Los Angeles Times

Intel agrees to buy Altera

The tech giant will pay $16.7 billion in cash for the smaller chip maker.

- By James F. Peltz

Intel Corp., the Santa Clara microproce­ssor giant and pillar of Silicon Valley, joined the merger wave sweeping through the industry by agreeing to purchase smaller chip maker Altera Corp. for $16.7 billion in cash.

It’s the second big deal in a week in a chip industry that is consolidat­ing to adapt to slowing growth. On Thursday, Avago Technologi­es Ltd. agreed to buy Broadcom Corp. in Irvine for $37 billion in the largest merger on record in the tech industry.

The Intel-Altera marriage announced Monday has been expected. There were reports this spring that Intel was negotiatin­g to acquire Altera as a way to diversify its product line and expand sales.

Intel agreed to pay $54 a share for the San Jose company — the same price that Altera reportedly rejected about a month ago. The deal is subject to approval by Altera’s stockholde­rs.

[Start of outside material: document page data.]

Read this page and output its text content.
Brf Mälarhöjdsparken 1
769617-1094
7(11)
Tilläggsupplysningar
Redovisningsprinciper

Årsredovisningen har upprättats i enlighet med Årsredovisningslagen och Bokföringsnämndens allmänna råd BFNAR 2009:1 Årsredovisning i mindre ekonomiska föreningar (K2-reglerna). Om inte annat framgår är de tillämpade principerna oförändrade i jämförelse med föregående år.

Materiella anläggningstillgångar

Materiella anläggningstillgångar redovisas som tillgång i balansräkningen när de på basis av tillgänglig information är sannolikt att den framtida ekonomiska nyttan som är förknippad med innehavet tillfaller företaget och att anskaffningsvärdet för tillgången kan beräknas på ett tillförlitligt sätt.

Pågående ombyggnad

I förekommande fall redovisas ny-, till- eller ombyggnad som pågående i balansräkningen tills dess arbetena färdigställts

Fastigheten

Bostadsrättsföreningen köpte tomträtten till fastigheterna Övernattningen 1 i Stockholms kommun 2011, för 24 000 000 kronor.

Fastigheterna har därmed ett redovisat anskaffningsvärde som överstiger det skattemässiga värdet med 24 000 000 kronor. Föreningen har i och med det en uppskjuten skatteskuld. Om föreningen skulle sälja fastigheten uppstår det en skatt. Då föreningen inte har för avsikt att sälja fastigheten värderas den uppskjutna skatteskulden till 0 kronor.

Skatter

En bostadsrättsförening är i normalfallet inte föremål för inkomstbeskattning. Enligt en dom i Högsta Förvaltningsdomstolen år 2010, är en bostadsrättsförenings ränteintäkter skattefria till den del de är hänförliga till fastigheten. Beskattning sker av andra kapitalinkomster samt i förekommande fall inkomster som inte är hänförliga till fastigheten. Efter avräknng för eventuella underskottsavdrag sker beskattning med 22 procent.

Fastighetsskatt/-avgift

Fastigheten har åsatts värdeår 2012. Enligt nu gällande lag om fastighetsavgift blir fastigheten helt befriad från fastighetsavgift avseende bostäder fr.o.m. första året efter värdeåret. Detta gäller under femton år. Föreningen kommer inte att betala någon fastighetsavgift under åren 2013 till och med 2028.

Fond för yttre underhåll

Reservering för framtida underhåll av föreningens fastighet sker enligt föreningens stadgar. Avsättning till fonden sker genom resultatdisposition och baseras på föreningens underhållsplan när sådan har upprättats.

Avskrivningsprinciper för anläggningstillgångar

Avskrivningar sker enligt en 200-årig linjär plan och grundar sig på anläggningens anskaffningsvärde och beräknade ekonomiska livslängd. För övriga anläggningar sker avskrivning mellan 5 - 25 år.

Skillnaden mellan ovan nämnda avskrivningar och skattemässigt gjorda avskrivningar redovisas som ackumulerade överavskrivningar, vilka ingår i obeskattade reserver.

With sales of nearly $56 billion last year, Intel is the

leading producer of microproce­ssors used in personal computers and large-scale data-center computer servers, making its chips the backbone of worldwide email and Web pages.

Altera specialize­s in designing so-called programmab­le semiconduc­tors that can be tailored for specific uses by its customers, primarily those in the telecommun­ications, wireless, automotive and networking industries.

Altera, with sales last year of $1.9 billion, is among the chip designers that rely on outside manufactur­ers to produce most of its semiconduc­tors. Those manufactur­ers include Intel under a partnershi­p formed in 2013.

Having Altera in-house means “we can make the next generation of semiconduc­tors not just better but truly able to do more,” Intel Chief Executive Brian Krzanich told analysts on a conference call Monday.

The proposed deal also should help Intel tap into a growing segment of the data-center market, said Christophe­r Rolland, an analyst with FBR Capital Markets & Co.

In that segment, some large Internet players such as Google Inc. and Facebook Inc. are adding programmab­le chips from the likes of Altera to the main central-processing chips made by Intel to boost overall performanc­e, in effect turbocharg­ing their servers, he said.

“Now Intel will be able to give their customers a chip that will combine the [basic] server chips and these programmab­le chips into a single product,” Rolland said.

Krzanich told the analysts as much, saying “Intel continues to drive Moore’s Law,” which is named after Intel co-founder Gordon Moore and holds that the power of the tiny, dense inte- grated circuits doubles about every two years.

“This acquisitio­n is a perfect extension of this strategy,” Krzanich said.

Media reports surfaced two months ago that Intel was negotiatin­g with Altera, and a month ago, Altera reportedly balked at a $54-ashare buyout offer. That was a 46% premium from Altera’s stock price of about $37 at the start of the year.

Altera’s rejection angered some of its institutio­nal investors, including Parnassus Investment­s, a San Francisco firm that owns 2.7 million Altera shares, less than 1%, as part of its $16-billion portfolio.

Now that Altera has accepted Intel’s bid, “I’m glad they changed their mind,” Parnassus President Jerome Dodson said. “It’s a reasonable price. They’re getting full value for the company.”

Altera’s stock jumped $2.83, or nearly 6%, to close at $51.68 a share Monday.

Intel, a component of the Dow Jones industrial average, fell 56 cents to $33.90 a share.

The Avago-Broadcom deal would create the thirdlarge­st U.S. chip maker behind Intel and Qualcomm Inc.

Now the market is wondering if San Diego-based Qualcomm, a leading maker of chips for smartphone­s, might also be shopping.

“Undoubtedl­y, they are going to be looking; you don’t want to be the last guy to make an acquisitio­n,” said Cody Acree, managing director at Ascendiant Capital Markets in Irvine.

There was speculatio­n that Qualcomm might consider a rival bid for Broadcom, though Qualcomm declined comment about that last week.

Qualcomm has “a big cash balance and, from what we can tell, an appetite to do a deal,” said analyst Romit Shah of Nomura Securities.

“They can grow organicall­y, but it just doesn’t seem like there’s strong growth,” Shah said. “Shareholde­rs want to see immediate value, which means making decisions that enhance the value of stock soon.”

Indeed, activist hedge fund Jana Partners has pushed for Qualcomm to split its licensing and chip businesses, among other proposed actions, to boost investor returns.